Bild: Newrozfeier in Diyarbakır 2014
Seit Anfang der 90er Jahre feiern die Kurd*innen der Türkei am 21. März das
Neujahrsfest Newroz mit Massenveranstaltungen. Newroz ist kein spezifisch
kurdisches Fest. Diverse Bevölkerungsgruppen im Nahen Osten und
Zentralasien kennen den Festtag. Im Iran, in Afghanistan, in Aserbaidschan
und einigen zentralasiatischen Turkstaaten beginnt das neue Jahr mit dem
21. März. Für Zorastrier, Alevit*innen und Bahai ist Nourūz ein heiliger
Tag.
Doch nur bei den Kurd*innen ist der Tag zu einem politischen Ritual
geworden. Das Verhältnis der Kurd*innen zu Newroz wird auf das Epos des
iranischen Dichters Firdausi zurückgeführt. Darin stürzt ein gewöhnlicher
Schmied namens Kaveh den Tyrannen Zahāk auf. Kurdische politische
Bewegungen haben sich jener Geschichte des Widerstandes bedient. In der
Türkei ist mit diesem Narrativ und historischen kurdischen Aufständen die
Tradition entstanden, Newroz mit Massenkundgebungen zu begehen.
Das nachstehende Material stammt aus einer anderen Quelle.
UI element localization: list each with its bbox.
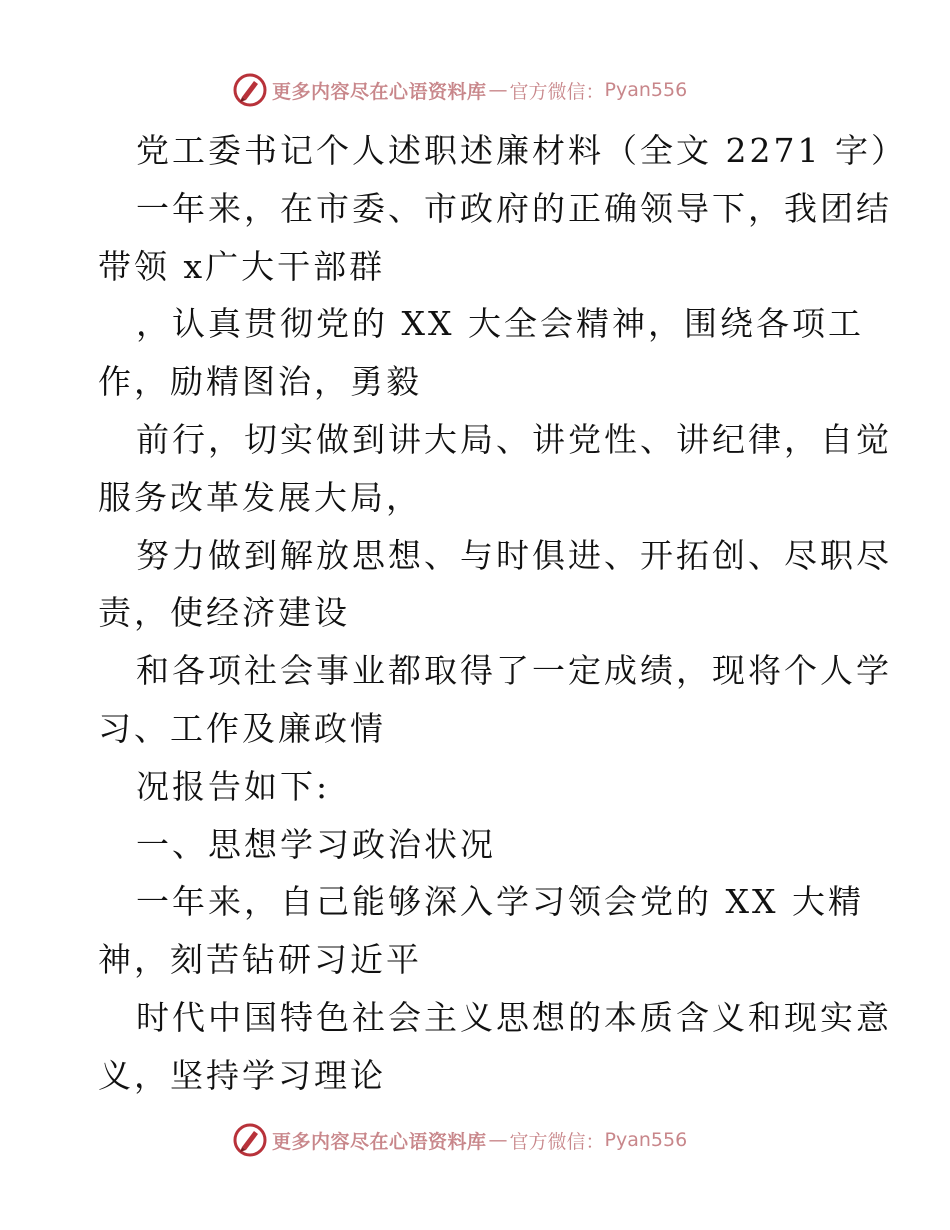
text-line: 责，使经济建设 [98, 593, 350, 633]
document-body [98, 122, 907, 1105]
text-line: 和各项社会事业都取得了一定成绩，现将个人学 [136, 651, 892, 691]
watermark-site: 更多内容尽在心语资料库 [272, 80, 487, 103]
text-line: ，认真贯彻党的 XX 大全会精神，围绕各项工 [136, 304, 864, 344]
text-line: 习、工作及廉政情 [98, 708, 386, 748]
text-line: 努力做到解放思想、与时俱进、开拓创、尽职尽 [136, 535, 892, 575]
watermark-wechat-id: Pyan556 [604, 79, 688, 101]
text-line: 况报告如下: [136, 766, 331, 806]
text-line: 神，刻苦钻研习近平 [98, 940, 422, 980]
section-heading: 一、思想学习政治状况 [136, 824, 496, 864]
watermark-wechat-id: Pyan556 [604, 1129, 688, 1151]
text-line: 作，励精图治，勇毅 [98, 362, 422, 402]
watermark-wechat-label: 官方微信： [509, 1130, 605, 1153]
header-watermark [232, 70, 687, 110]
watermark-wechat-label: 官方微信： [509, 80, 605, 103]
footer-watermark [232, 1120, 687, 1160]
watermark-site: 更多内容尽在心语资料库 [272, 1130, 487, 1153]
text-line: 义，坚持学习理论 [98, 1055, 386, 1095]
text-line: 一年来，在市委、市政府的正确领导下，我团结 [136, 188, 892, 228]
watermark-separator: — [488, 1129, 508, 1151]
text-line: 带领 x广大干部群 [98, 246, 386, 286]
watermark-separator: — [488, 79, 508, 101]
document-title: 党工委书记个人述职述廉材料（全文 2271 字） [136, 131, 907, 170]
text-line: 一年来，自己能够深入学习领会党的 XX 大精 [136, 882, 864, 922]
text-line: 前行，切实做到讲大局、讲党性、讲纪律，自觉 [136, 419, 892, 459]
pen-logo-icon [232, 1122, 268, 1158]
pen-logo-icon [232, 72, 268, 108]
text-line: 时代中国特色社会主义思想的本质含义和现实意 [136, 997, 892, 1037]
text-line: 服务改革发展大局， [98, 477, 422, 517]
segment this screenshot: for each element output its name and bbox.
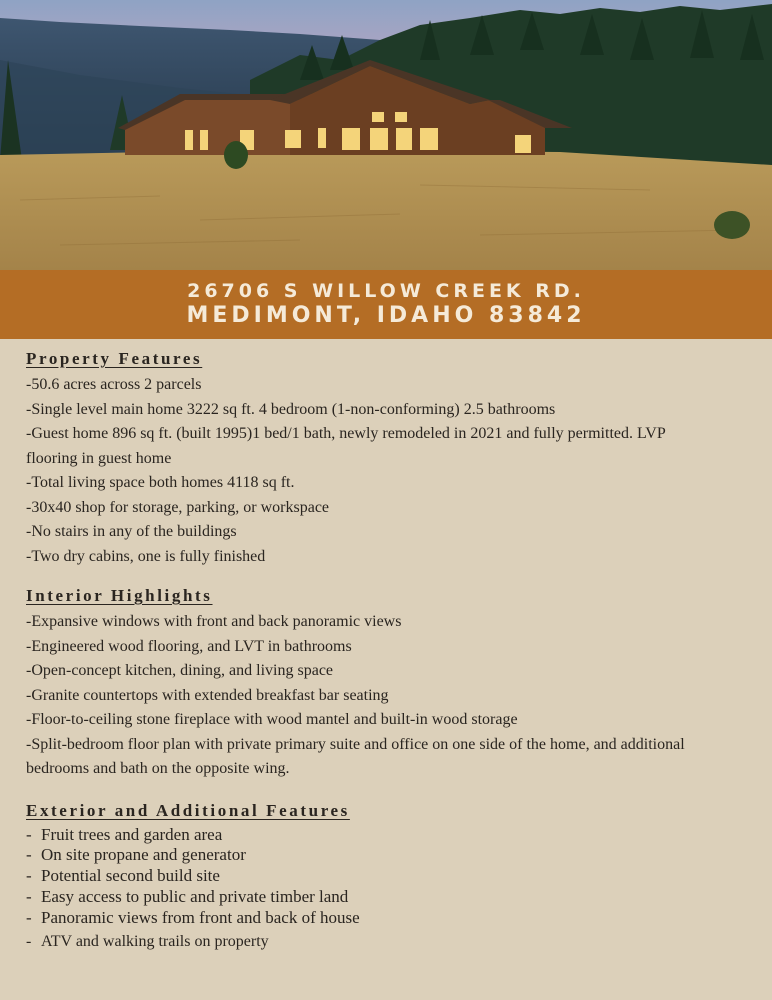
bullet-dash: -: [26, 886, 32, 906]
property-feature-item: -Single level main home 3222 sq ft. 4 bedroom (1-non-conforming) 2.5 bathrooms: [26, 400, 556, 418]
interior-highlights-section: [26, 586, 746, 782]
exterior-feature-text: ATV and walking trails on property: [41, 933, 269, 951]
property-feature-item: -Total living space both homes 4118 sq ft.: [26, 474, 295, 491]
interior-highlight-item: -Expansive windows with front and back panoramic views: [26, 613, 402, 630]
interior-highlight-item: -Engineered wood flooring, and LVT in bathrooms: [26, 637, 352, 655]
exterior-features-heading: Exterior and Additional Features: [26, 800, 350, 820]
exterior-feature-item: [26, 845, 746, 866]
exterior-feature-item: [26, 866, 746, 887]
property-feature-item: -No stairs in any of the buildings: [26, 523, 237, 540]
property-features-section: [26, 349, 746, 569]
hero-photo: [0, 0, 772, 270]
bullet-dash: -: [26, 907, 32, 927]
property-feature-item: -Guest home 896 sq ft. (built 1995)1 bed/1 bath, newly remodeled in 2021 and fully permitted. LVP: [26, 425, 666, 442]
address-city-state-zip: MEDIMONT, IDAHO 83842: [186, 303, 586, 328]
exterior-feature-item: [26, 887, 746, 908]
exterior-feature-text: Potential second build site: [41, 866, 220, 886]
bullet-dash: -: [26, 845, 32, 865]
address-banner: [0, 270, 772, 339]
interior-highlights-heading: Interior Highlights: [26, 586, 213, 605]
exterior-feature-text: Panoramic views from front and back of house: [41, 907, 360, 927]
bullet-dash: -: [26, 933, 32, 951]
bullet-dash: -: [26, 866, 32, 886]
interior-highlight-item: -Floor-to-ceiling stone fireplace with wood mantel and built-in wood storage: [26, 711, 518, 728]
exterior-feature-text: On site propane and generator: [41, 845, 246, 865]
interior-highlight-item: -Open-concept kitchen, dining, and living space: [26, 662, 334, 679]
exterior-feature-item: [26, 908, 746, 929]
property-feature-item: flooring in guest home: [26, 449, 172, 467]
interior-highlight-item: -Split-bedroom floor plan with private primary suite and office on one side of the home, and additional: [26, 735, 685, 753]
interior-highlight-item: bedrooms and bath on the opposite wing.: [26, 760, 290, 777]
house-landscape-image: [0, 0, 772, 270]
exterior-feature-item: [26, 825, 746, 846]
exterior-feature-text: Easy access to public and private timber land: [41, 886, 349, 906]
property-feature-item: -50.6 acres across 2 parcels: [26, 376, 202, 393]
address-street: 26706 S WILLOW CREEK RD.: [187, 280, 585, 302]
interior-highlight-item: -Granite countertops with extended breakfast bar seating: [26, 686, 389, 704]
bullet-dash: -: [26, 824, 32, 844]
exterior-feature-text: Fruit trees and garden area: [41, 824, 223, 844]
exterior-features-section: [26, 801, 746, 954]
features-content: [0, 339, 772, 953]
property-feature-item: -30x40 shop for storage, parking, or workspace: [26, 498, 330, 516]
property-feature-item: -Two dry cabins, one is fully finished: [26, 547, 266, 565]
exterior-feature-item: [26, 932, 746, 953]
property-features-heading: Property Features: [26, 349, 203, 368]
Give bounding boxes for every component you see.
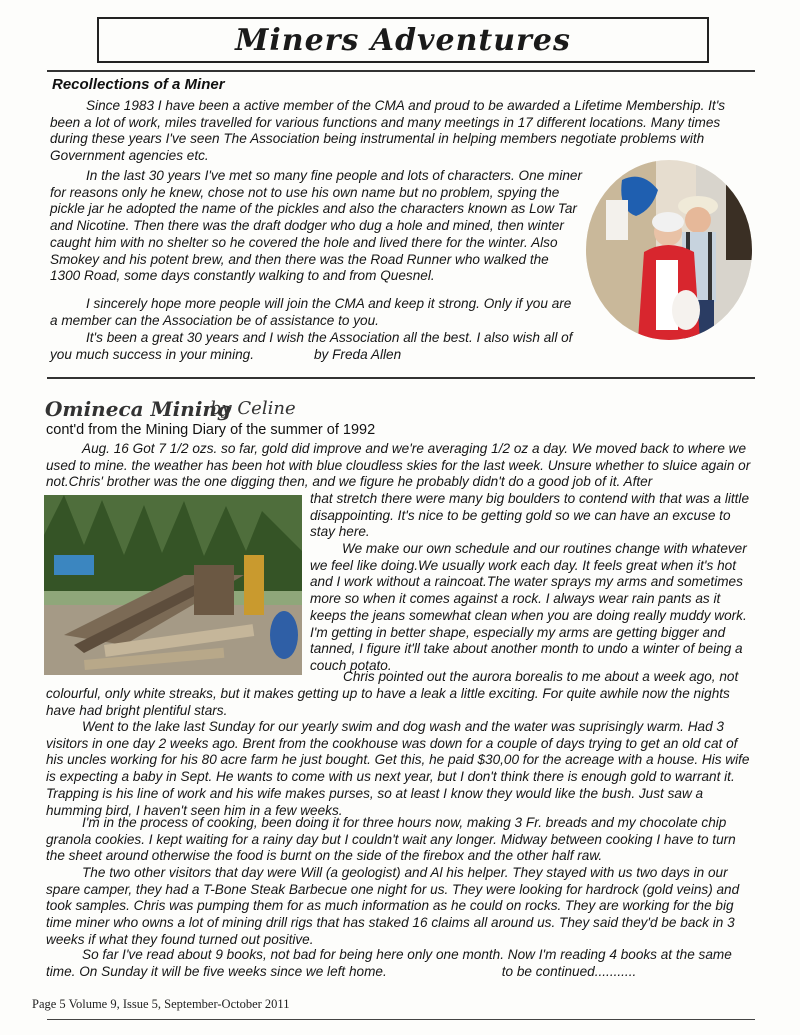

Dem Politikwissenschaftler Yücel Demirer zufolge bilden die Newroz-Feiern
seit den siebziger Jahren eine systematische Ausdrucksform kurdischer
Identität und Politik – in Abgrenzung zur homogenisierenden,
turkozentristischen Kulturpolitik der Türkei. Dabei etablierte sich die
Idee des Newroz als ein geeignetes Feld, um eine kurdische Identität zu
behaupten.
Es dauerte nicht lange, bis der türkische Staat Gegenmythen produzierte, um
die massenhafte Mobilisierungswirkung von Newroz zu brechen. Schon 1985
argumentierte der turkistische Historiker Abdülkadir Çay, dass es sich bei
„Nevruz“ um eine zentralasiatische Tradition handelte, die seit Gründung
der Republik Türkei als Feiertag begangen worden sei. Er behauptete sogar,
dass „Nevruz“ ein „urtürkisches“ Fest sei. Der Staatsgründer Atatürk…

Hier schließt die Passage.